When I began studying Chinese, a young learner but interested in the as yet closed off world of literature from China, I remember our textbook introducing the figures Guo Moruo 郭沫若 (1892 – 1978) and Lu Xun 鲁迅 (1881 – 1936). While Lu Xun has now entered the realm of international hypercanonicity, though, the work of Guo Moruo—poet, translator, revolutionary, philologist, bureaucrat—is all but remaindered to the literary historical dustbin of Communist orthodoxy: I am aware of only two book-length studies of Guo published in English, one of which is from 1971. All the more reason for Pu Wang’s insightful, incisive dissertation, The Phenomenology of “Zeitgeist”: Guo Moruo and the Chinese Revolution (New York University, 2012).

Wang aims to read the works of Guo Moruo for what comprehension they offer of the “spirit of the times” as imagined through twentieth-century China’s political, cultural, and social revolutions. To do this, he pays particular attention to both Guo’s “practice of translation, especially his decades-long engagement in the translation of Goethe’s Faust,” as well as to “his rewriting of Chinese antiquity in lyrical, dramatic, and historical-archeological-philological forms”; by superimposing these discussions on top of each other—the first half of the dissertation deals with the former, the second the latter—Wang’s argument is that “Guo’s literary inventions, trans-lingual practice, and intellectual innovations … [constituted] creative ‘translations’ or transmutations of Western modernity and China’s own traditions into a politically visionary configuration of the ‘now’” (2). The significance, then, is not only to re-found scholarly discussion on Guo Moruo, but to do so in a way that ties together anew the broader fields of comparative literature, translation studies, Chinese poetry, and the large corpus of scholarly considerations of Chinese modernity.

As many commentators have acknowledged and discussed, China’s experience since the nineteenth century has been one of “translated modernity,” which is to say that modernity in China is inextricable form its interactions with the rest of the world. Wang’s Part I, then, “‘Zeitgeist’ and Translation,” begins at that nexus, its first chapter titled “The Formation of Guo’s Lyrical Mode: Poetry, Translation, and the Mutability of the ‘Creative Spirit.’” Reading Guo’s early, seminal works of poetry, The Goddesses 女神 (1921) and The Starry Sky 星空 (1923), alongside his translations from this era, the chapter shows “how the translingual network composed of Guo’s reading or translation of Shelley, Goethe, and Whitman (among many others) shapes the ‘mutability’ … of his lyricism”; together, this international and translingual lyricism builds what Wang calls Guo’s “apostrophic politics,” which “ultimately broadens and demarcates the ideological cosmos of the May Fourth Movement as an imaginary domain of the Chinese Revolution” (31-32). On this foundation, Wang not only sets the tone for the rest of his dissertation’s detailed and multilingual readings, he furthermore specifies a methodology for reading the translations that instituted and defined China’s translated modernity.

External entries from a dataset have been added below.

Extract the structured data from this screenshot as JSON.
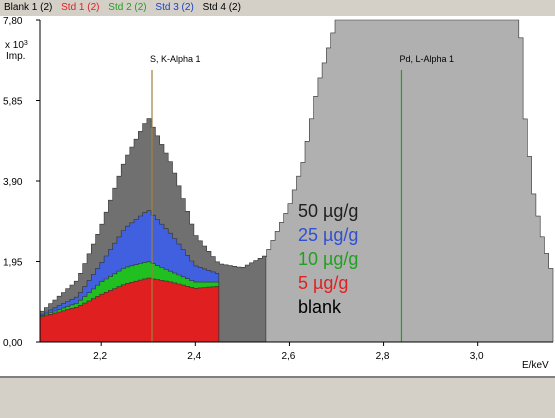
{
  "legend": [
    {
      "label": "Blank 1 (2)",
      "color": "#000000"
    },
    {
      "label": "Std 1 (2)",
      "color": "#e02020"
    },
    {
      "label": "Std 2 (2)",
      "color": "#20a020"
    },
    {
      "label": "Std 3 (2)",
      "color": "#2040c0"
    },
    {
      "label": "Std 4 (2)",
      "color": "#000000"
    }
  ],
  "chart_data": {
    "type": "area",
    "xlabel": "E/keV",
    "ylabel": "Imp.",
    "y_multiplier": "x 10",
    "y_multiplier_exp": "3",
    "xlim": [
      2.07,
      3.16
    ],
    "ylim": [
      0,
      7.8
    ],
    "x_ticks": [
      {
        "value": 2.2,
        "label": "2,2"
      },
      {
        "value": 2.4,
        "label": "2,4"
      },
      {
        "value": 2.6,
        "label": "2,6"
      },
      {
        "value": 2.8,
        "label": "2,8"
      },
      {
        "value": 3.0,
        "label": "3,0"
      }
    ],
    "y_ticks": [
      {
        "value": 0,
        "label": "0,00"
      },
      {
        "value": 1.95,
        "label": "1,95"
      },
      {
        "value": 3.9,
        "label": "3,90"
      },
      {
        "value": 5.85,
        "label": "5,85"
      },
      {
        "value": 7.8,
        "label": "7,80"
      }
    ],
    "annotations": [
      {
        "label": "S, K-Alpha 1",
        "x": 2.308,
        "color": "#a08040"
      },
      {
        "label": "Pd, L-Alpha 1",
        "x": 2.838,
        "color": "#20a020"
      }
    ],
    "series": [
      {
        "name": "blank",
        "color": "#b0b0b0",
        "x": [
          2.07,
          2.15,
          2.2,
          2.25,
          2.3,
          2.35,
          2.4,
          2.45,
          2.5,
          2.55,
          2.6,
          2.63,
          2.66,
          2.7,
          2.8,
          2.9,
          3.0,
          3.05,
          3.09,
          3.1,
          3.12,
          3.14,
          3.16
        ],
        "y": [
          0.6,
          0.75,
          0.9,
          1.0,
          1.1,
          1.1,
          1.15,
          1.3,
          1.55,
          2.1,
          3.3,
          4.4,
          6.2,
          7.8,
          7.8,
          7.8,
          7.8,
          7.8,
          7.8,
          5.5,
          3.5,
          2.4,
          1.6
        ]
      },
      {
        "name": "5 µg/g",
        "color": "#e02020",
        "x": [
          2.07,
          2.15,
          2.2,
          2.25,
          2.3,
          2.35,
          2.4,
          2.45
        ],
        "y": [
          0.6,
          0.85,
          1.15,
          1.4,
          1.55,
          1.45,
          1.3,
          1.35
        ]
      },
      {
        "name": "10 µg/g",
        "color": "#20c020",
        "x": [
          2.07,
          2.15,
          2.2,
          2.25,
          2.3,
          2.35,
          2.4,
          2.45
        ],
        "y": [
          0.62,
          0.95,
          1.45,
          1.8,
          1.95,
          1.7,
          1.45,
          1.45
        ]
      },
      {
        "name": "25 µg/g",
        "color": "#4060e0",
        "x": [
          2.07,
          2.15,
          2.2,
          2.25,
          2.3,
          2.35,
          2.4,
          2.45
        ],
        "y": [
          0.65,
          1.1,
          1.9,
          2.75,
          3.2,
          2.6,
          1.85,
          1.65
        ]
      },
      {
        "name": "50 µg/g",
        "color": "#707070",
        "x": [
          2.07,
          2.15,
          2.2,
          2.25,
          2.3,
          2.35,
          2.4,
          2.45,
          2.5,
          2.55
        ],
        "y": [
          0.7,
          1.5,
          2.8,
          4.4,
          5.45,
          4.3,
          2.6,
          1.9,
          1.8,
          2.1
        ]
      }
    ],
    "series_labels": [
      {
        "label": "50 µg/g",
        "color": "#202020"
      },
      {
        "label": "25 µg/g",
        "color": "#3050d0"
      },
      {
        "label": "10 µg/g",
        "color": "#20a020"
      },
      {
        "label": "5 µg/g",
        "color": "#e02020"
      },
      {
        "label": "blank",
        "color": "#000000"
      }
    ]
  }
}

Among the brilliant readings in The Phenomenology of “Zeitgeist” is where Wang posits translation not as something that happens to a source text, but rather as something that takes place, as it were, all the way down. Discussing Guo’s translation of Goethe’s Faust in the aforementioned chapter, for instance, Wang notes that Goethe’s play “is itself deeply related to the theme of translation in the first place, as exemplified by the famous early scene” of Faust translating and re-translating the Greek “Logos” of John 1:1 (“In the beginning was the Word [Logos]”) (82). This then becomes for Wang “a re-enactment of Guo’s own translation scene, in which he as a poet is searching for his own spiritual orientation” (83). In chapter two, “Aofuhebian, ‘Reconvalescence,’ and ‘the Rhine Wine’: The Unconscious of ‘Revolutionary Literature,’” we see that spiritual orientation transform from Anglo-European literary romanticism to committed proponent of scientific socialism. By “transformation,” Wang explains, he means “something more profound than the mere change of ideological outlook on a personal, intellectual or psychological level,” but rather a shift that encapsulated the “deeper social change” of literary youths becoming political youths. Wang places this change in “the transitory moment from late 1927 to early 1928,” in which the revolution was at a “standstill” that in turn produced “various modes of textual production” of an “idiosyncratic nature” (103). One of the idiosyncrasies was Guo’s Creation Society’s transliteration of Aufheben (“to lift up,” “to abolish,” “to sublate”) into aofuhebian 奥伏赫变, the controversy over which forms the core of the chapter, alongside readings of Guo’s diary from this period and his book of poems Reconvalescence 恢复 (1928)—as well as his completion of the translation of Faust, Part I (109-110). Upon these readings, Wang reaches the conclusion that Guo’s “mode of translation ultimately entails a self-referentiality in the collective experience of revolutionary crisis” (149).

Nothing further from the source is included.